September 13, 2008

[C/C++] - Tips for better Memory Management

Undoubtedly, memory management is one of the most intricate and bug-prone issues in C++ programming. The power of accessing raw memory directly, the ability to allocate storage dynamically, and the utmost efficiency of C++ dictate very strict rules that you must follow in order to avoid memory-related bugs and runtime crashes.

Pointers are the primary means of accessing memory. C++ has two major categories of them: pointers to data and pointers to function. The second category is further divided into two subcategories: ordinary function pointers and pointers to members. In the following tips, we will explore these issues in depth and learn some technique to streamline the use of pointers while hiding their unwieldy syntax.

Pointers to functions are probably one of the least readable syntactic constructs of C++. The only less readable construct seems to be pointers to members. The first tip will teach you how to improve the readability of ordinary pointers to functions. This serves as the prerequisite for dealing with C++ pointers to members.

Next, we learn how to avoid memory fragmentation and its woeful consequences. Finally, we discuss the proper use of delete and delete[] operatorsstill, a fertile source of bugs and misconceptions.

Tip 5: Hiding the Cumbersome Syntax of Pointers to Functions

Can you tell what the following declaration means?

void (*p[10]) (void (*)());

p is an "array of 10 pointers to a function returning void and taking a pointer to another function that returns void and takes no arguments." The cumbersome syntax is nearly indecipherable, isn't it? You can simplify this declaration considerably by using typedefs. First, declare a typedef for "pointer to a function returning void and taking no arguments" as follows:

typedef void (*pfv)();

Next, declare another typedef for "pointer to a function returning void and taking a pfv":

typedef void (*pf_taking_pfv) (pfv);

Now declaring an array of 10 such pointers is a breeze:

pf_taking_pfv p[10]; /*equivalent to

void (*p[10]) (void (*)()); but much more readable*/

Tip 6: All About Pointers to Members

A class can have two general categories of members: function members and data members. Likewise, there are two categories of pointers to members: pointers to member functions and pointers to data members. The latter are less common because in general, classes do not have public data members. However, when using legacy C code that contains structs or classes that happen to have public data members, pointers to data members are useful.

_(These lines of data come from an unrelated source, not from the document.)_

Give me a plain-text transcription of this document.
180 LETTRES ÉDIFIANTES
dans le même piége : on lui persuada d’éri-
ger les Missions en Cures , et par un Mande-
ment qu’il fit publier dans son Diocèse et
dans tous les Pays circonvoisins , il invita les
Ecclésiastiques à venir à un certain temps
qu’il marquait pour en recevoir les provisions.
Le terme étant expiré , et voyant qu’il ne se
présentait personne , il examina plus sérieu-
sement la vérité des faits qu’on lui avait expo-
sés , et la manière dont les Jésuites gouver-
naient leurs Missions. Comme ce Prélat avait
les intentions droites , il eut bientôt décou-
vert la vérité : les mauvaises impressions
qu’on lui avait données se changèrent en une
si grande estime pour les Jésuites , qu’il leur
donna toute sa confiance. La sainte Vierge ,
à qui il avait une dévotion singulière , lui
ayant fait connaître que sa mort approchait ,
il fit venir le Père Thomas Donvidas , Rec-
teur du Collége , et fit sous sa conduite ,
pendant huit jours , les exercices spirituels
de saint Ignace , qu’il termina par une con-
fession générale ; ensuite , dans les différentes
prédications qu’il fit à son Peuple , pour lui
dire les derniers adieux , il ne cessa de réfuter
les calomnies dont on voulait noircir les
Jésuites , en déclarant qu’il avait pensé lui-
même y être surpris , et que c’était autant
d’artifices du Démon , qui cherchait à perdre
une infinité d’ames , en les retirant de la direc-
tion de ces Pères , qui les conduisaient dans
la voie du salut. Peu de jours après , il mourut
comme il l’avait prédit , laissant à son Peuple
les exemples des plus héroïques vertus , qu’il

Pointers to members are one of the most intricate syntactic constructs in C++, and yet, they are a very powerful feature too. They enable you to invoke a member function of an object without having to know the name of that function. This is very handy implementing callbacks. Similarly, you can use a pointer to data member to examine and alter the value of a data member without knowing its name.

Pointers to Data Members

Although the syntax of pointers to members may seem a bit confusing at first, it's consistent and resembles the form of ordinary pointers, with the addition of the class name followed by the operator :: before the asterisk. For example, if an ordinary pointer to int looks as follows:

int * pi;

You define a pointer to an int member of class A as follows:

int A::*pmi; /* pmi is a pointer to an int member of A*/

You initialize a pointer to member like this:

class A

{

public:

int num;

int x;

};

int A::*pmi = & A::num; /* 1 */

The statement numbered 1 declares a pointer to an int member of class A and initializes it with the address of the member num. Using pmi and the built-in operator .* you can examine and modify the value of num in any object of class A:

A a1, a2;

int n=a1.*pmi; /* copy a1.num to n */

a1.*pmi=5; /* assign the value 5 to a1.num */

a2.*pmi=6; /* assign the value 6 to a2.num */

If you have a pointer to A, you need to use the built-in operator -”* instead:

A * pa=new A;

int n=pa-”*pmi;

pa-”*pmi=5;

Pointers To Member Functions

These consist of the member function's return type, the class name followed by ::, the pointer's name, and the function's parameter list. For example, a pointer to a member function of class A that returns an int and takes no arguments is defined as follows (note that both pairs of parentheses are mandatory):

class A

{

public:

int func ();

};

int (A::*pmf) ();

In other words, pmf is a pointer to a member function of class A that returns int and takes no arguments. In fact, a pointer to a member functions looks as an ordinary pointer to function, except that it also contains the class's name immediately followed by the :: operator. You can invoke the member function to which pmf points using operator .*:

pmf=&A::func;

A a;

(a.*pmf)(); /* invoke a.func() */

If you have a pointer to an object, you use the operator -”* instead:

A *pa=&a;

(pa-”*pmf)(); /*calls pa-”func() */

Pointers to member functions respect polymorphism. Thus, if you call a virtual member function through such a pointer, the call will be resolved dynamically. Note, however, that you can't take the address of a class's constructor and destructor.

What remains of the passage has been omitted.